By Erin Griffith
Robinhood, the stock-trading app, said on Tuesday that it had filed a draft registration to go public, joining a wave of financial technology companies that plan to list on the stock market or that have raised new funding.
The exact timing or price of the offering has not been set. Private market investors have valued Robinhood at roughly $12 billion and some have speculated its initial public offering could top $20 billion. It is working with Goldman Sachs on its offering, a person familiar with the company said.
Robinhood used a process known as filing confidentially that allows it to keep some details under wraps in the early part of going public.
Financial technology companies have been booming. Coinbase, a cryptocurrency start-up, is expected to list its shares in the coming weeks, with investors estimating that it could be worth as much as $100 billion. Stripe, a start-up that offers payment processing services, raised funding this month that valued it at $95 billion, making it the most valuable start-up in the United States.
Robinhood began making plans to go public last year after its growth spiked in the pandemic, with some people using their stimulus checks to day trade.
But it paused those plans in January when a group of online traders banned together to drive up the stock prices of so-called “meme stocks” like GameStop, causing short-sellers to lose money and forcing the exchanges to halt trading of some stocks.
Amid the frenzy, Robinhood restricted the trading of some stocks, outraging many of its users and drawing nearly 50 lawsuits and multiple probes from regulators. Vlad Tenev, the company’s chief executive, was called to testify in front of Congress about the market frenzy and Robinhood’s role in it.
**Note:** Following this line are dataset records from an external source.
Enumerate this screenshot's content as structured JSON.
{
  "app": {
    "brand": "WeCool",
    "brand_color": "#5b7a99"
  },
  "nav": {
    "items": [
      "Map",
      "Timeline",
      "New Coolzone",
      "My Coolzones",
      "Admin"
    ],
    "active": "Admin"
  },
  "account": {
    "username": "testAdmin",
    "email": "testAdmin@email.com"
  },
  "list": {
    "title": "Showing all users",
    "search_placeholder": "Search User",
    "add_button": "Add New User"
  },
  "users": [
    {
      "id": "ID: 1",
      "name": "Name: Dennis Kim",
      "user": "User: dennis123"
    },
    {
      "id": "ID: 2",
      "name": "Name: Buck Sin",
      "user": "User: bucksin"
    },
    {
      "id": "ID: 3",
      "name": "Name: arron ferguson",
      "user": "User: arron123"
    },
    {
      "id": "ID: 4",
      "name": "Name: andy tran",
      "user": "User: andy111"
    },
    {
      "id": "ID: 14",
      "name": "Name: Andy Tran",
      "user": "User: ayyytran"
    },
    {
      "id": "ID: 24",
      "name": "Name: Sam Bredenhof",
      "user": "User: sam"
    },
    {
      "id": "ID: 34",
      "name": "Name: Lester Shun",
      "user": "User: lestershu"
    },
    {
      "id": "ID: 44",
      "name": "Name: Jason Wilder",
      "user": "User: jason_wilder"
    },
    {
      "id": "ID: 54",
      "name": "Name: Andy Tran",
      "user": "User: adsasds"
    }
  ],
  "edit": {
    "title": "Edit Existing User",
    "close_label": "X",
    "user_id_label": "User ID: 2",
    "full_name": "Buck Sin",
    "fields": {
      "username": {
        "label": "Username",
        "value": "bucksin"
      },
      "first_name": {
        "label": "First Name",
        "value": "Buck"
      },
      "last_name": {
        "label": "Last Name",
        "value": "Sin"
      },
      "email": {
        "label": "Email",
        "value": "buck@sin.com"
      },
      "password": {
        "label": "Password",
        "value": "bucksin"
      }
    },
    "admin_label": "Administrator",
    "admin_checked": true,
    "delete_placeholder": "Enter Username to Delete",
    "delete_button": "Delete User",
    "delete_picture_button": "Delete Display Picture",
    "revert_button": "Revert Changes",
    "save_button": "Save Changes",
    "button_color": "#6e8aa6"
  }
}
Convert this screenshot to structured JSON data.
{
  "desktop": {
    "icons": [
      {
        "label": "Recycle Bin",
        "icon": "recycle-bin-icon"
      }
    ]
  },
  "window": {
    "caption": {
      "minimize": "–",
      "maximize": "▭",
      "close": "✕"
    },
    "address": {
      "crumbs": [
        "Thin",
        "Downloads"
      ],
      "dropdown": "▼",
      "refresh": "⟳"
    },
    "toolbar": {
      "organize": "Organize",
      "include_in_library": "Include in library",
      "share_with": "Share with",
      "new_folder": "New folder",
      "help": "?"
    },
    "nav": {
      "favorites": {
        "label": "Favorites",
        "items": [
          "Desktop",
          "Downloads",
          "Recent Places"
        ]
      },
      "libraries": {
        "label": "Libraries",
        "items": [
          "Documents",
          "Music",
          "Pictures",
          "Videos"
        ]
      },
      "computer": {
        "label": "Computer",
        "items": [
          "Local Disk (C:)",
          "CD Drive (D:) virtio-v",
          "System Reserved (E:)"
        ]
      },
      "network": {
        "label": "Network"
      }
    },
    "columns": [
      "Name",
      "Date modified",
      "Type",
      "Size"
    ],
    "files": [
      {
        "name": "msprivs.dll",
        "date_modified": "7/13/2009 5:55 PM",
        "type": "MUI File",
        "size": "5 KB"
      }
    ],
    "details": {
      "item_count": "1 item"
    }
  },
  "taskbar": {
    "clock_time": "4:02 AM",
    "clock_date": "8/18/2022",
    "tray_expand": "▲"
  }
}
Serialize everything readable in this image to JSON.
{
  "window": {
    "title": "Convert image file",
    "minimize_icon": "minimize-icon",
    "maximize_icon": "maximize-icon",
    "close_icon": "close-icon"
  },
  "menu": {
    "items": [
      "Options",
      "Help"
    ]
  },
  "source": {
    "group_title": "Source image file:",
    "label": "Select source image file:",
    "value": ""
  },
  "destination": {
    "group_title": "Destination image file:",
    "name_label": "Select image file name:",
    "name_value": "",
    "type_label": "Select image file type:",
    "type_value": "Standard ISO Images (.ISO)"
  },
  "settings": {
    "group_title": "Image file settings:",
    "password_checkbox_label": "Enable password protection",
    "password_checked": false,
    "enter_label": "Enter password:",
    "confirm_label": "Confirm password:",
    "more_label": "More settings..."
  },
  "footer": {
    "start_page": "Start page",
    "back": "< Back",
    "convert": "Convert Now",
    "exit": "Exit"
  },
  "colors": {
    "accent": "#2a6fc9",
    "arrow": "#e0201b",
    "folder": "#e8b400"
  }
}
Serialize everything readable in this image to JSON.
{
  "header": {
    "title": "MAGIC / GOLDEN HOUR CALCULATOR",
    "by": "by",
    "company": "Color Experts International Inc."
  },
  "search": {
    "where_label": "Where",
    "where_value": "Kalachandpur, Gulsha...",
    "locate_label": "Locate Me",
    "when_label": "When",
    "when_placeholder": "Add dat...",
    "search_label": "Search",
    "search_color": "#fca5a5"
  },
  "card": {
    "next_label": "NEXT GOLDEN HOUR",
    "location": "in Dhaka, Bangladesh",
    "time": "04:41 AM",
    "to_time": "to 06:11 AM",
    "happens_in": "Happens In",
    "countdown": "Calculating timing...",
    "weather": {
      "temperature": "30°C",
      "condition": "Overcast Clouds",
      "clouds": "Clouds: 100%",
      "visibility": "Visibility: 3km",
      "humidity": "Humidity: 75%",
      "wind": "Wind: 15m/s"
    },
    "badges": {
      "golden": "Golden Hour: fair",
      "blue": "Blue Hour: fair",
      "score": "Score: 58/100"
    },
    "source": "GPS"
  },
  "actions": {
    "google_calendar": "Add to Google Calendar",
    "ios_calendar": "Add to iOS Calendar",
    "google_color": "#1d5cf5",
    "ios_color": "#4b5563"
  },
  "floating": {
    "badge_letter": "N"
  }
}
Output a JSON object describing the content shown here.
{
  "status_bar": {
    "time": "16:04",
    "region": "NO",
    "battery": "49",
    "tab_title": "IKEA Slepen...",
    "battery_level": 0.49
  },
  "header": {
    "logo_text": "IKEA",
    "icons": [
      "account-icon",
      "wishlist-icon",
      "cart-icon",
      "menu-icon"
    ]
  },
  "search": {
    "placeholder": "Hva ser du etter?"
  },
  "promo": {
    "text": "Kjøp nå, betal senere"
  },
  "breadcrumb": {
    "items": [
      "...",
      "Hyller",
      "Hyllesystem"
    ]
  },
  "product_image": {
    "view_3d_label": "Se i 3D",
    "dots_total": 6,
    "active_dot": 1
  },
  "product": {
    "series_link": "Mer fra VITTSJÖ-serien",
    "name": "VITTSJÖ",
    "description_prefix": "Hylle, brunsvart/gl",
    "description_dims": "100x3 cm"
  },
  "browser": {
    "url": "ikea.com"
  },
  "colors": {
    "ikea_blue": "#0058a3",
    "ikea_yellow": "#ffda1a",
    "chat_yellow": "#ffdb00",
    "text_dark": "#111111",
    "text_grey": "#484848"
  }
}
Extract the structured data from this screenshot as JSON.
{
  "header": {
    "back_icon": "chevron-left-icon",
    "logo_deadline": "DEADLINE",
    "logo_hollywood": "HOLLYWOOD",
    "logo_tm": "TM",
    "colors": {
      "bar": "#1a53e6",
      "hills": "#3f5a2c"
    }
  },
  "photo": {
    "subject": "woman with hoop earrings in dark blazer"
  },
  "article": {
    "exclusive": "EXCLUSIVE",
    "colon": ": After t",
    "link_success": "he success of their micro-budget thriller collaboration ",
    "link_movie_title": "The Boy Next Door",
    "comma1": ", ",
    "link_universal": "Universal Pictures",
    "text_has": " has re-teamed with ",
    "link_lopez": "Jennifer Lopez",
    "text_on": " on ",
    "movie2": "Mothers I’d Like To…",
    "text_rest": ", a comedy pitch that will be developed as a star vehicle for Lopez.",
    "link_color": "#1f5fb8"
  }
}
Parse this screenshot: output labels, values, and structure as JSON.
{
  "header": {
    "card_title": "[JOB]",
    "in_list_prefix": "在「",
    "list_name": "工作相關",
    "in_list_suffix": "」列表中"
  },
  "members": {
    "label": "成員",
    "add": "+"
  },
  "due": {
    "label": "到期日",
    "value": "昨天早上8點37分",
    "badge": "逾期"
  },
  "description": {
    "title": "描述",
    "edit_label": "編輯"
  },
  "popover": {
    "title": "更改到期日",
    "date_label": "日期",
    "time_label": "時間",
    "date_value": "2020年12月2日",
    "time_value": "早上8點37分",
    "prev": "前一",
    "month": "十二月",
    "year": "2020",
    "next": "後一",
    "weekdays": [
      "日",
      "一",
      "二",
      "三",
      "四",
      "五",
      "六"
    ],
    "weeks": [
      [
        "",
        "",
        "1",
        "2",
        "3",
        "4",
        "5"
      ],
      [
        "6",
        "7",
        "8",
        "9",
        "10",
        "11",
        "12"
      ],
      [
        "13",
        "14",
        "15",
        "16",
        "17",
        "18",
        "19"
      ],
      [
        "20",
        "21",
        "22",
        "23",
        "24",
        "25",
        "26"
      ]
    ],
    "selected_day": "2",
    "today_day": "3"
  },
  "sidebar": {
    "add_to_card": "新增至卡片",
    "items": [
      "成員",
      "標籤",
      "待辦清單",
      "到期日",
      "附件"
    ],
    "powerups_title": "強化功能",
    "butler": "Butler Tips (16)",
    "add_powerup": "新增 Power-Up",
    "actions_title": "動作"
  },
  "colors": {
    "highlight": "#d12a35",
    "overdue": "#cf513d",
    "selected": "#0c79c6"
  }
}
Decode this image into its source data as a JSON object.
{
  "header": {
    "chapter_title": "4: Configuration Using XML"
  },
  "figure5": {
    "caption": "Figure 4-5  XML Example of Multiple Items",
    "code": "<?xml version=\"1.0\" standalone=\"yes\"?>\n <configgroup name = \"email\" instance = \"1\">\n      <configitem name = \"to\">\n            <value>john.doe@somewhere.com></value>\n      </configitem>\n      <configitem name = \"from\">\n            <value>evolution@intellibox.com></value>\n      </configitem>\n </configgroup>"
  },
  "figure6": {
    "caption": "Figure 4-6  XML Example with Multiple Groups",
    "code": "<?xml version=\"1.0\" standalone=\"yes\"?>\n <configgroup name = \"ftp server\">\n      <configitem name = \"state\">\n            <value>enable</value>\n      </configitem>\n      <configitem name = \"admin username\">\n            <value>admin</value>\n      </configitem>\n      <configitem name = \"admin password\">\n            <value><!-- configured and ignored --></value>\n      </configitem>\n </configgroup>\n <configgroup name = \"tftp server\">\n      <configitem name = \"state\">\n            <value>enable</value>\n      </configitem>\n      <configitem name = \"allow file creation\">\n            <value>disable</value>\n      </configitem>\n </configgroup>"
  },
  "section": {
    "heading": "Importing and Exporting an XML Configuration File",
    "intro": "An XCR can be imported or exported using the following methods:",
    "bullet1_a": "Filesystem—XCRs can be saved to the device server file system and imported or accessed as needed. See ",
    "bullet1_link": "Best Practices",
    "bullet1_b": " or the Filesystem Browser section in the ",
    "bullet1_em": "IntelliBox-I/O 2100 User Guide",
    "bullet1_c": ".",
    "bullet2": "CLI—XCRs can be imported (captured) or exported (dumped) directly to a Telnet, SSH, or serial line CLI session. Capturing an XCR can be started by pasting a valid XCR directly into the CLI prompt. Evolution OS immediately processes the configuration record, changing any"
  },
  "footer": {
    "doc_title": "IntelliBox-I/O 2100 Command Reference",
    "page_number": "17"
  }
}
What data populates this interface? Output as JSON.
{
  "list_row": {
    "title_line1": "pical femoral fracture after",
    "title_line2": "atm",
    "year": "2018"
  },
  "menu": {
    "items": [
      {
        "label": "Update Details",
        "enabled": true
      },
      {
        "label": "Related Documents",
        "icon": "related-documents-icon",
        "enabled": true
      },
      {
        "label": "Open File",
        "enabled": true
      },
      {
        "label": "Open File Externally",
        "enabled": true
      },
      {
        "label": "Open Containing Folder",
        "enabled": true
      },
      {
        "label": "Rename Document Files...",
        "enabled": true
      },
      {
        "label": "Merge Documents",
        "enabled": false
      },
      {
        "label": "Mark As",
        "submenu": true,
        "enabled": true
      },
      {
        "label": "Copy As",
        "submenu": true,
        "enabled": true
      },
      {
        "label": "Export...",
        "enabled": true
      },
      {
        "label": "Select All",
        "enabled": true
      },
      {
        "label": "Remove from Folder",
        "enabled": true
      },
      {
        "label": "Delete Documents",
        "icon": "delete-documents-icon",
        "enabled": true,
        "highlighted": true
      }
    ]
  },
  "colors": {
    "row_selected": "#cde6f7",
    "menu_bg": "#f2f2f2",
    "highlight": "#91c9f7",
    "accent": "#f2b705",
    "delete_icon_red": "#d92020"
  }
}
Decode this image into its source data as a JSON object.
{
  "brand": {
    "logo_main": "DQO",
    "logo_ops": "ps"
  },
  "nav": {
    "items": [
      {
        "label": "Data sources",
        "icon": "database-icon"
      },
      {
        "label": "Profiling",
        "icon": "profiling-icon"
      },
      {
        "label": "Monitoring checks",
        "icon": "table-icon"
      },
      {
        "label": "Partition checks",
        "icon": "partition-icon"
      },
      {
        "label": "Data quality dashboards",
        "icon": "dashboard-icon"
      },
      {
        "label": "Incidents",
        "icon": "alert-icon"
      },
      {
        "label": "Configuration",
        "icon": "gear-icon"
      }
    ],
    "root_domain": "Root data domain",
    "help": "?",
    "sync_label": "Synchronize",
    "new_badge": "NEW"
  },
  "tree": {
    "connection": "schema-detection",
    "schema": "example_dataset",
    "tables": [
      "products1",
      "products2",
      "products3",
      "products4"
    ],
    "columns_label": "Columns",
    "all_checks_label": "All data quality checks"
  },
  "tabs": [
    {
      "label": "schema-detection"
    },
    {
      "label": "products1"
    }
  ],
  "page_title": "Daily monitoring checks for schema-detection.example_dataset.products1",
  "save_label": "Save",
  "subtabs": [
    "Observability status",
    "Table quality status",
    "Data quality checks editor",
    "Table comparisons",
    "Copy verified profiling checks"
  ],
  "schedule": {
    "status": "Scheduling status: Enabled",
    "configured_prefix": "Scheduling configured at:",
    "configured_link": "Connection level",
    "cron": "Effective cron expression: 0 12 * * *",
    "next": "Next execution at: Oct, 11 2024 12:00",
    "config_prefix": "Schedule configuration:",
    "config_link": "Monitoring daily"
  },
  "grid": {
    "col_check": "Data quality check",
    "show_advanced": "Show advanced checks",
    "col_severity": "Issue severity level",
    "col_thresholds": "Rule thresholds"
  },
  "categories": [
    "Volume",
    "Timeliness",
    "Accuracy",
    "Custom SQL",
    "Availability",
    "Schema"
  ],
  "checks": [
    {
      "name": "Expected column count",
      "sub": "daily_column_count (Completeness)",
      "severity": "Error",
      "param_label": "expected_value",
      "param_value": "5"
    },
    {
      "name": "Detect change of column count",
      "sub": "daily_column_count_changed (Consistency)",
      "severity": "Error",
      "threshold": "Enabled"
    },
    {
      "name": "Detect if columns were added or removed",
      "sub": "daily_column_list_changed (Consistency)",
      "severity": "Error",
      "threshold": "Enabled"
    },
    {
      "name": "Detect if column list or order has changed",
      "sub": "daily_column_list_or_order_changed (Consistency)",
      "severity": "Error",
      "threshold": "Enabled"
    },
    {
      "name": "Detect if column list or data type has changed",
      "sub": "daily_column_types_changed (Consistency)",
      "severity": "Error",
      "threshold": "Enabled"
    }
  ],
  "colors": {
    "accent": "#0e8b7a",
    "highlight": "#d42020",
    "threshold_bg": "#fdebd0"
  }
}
Despite the anger, the GameStop incident boosted Robinhood’s name recognition and led to more downloads of its app, which is popular because it charges no fees for stock trading. Robinhood has been criticized for making day trading into a gambling-like game, where investors don’t always understand the risk they are taking on.
Private investors have stood by the Menlo Park, Calif.-based company. During the frenzy, Robinhood raised two rounds of emergency funding totaling $4.4 billion in a matter of days.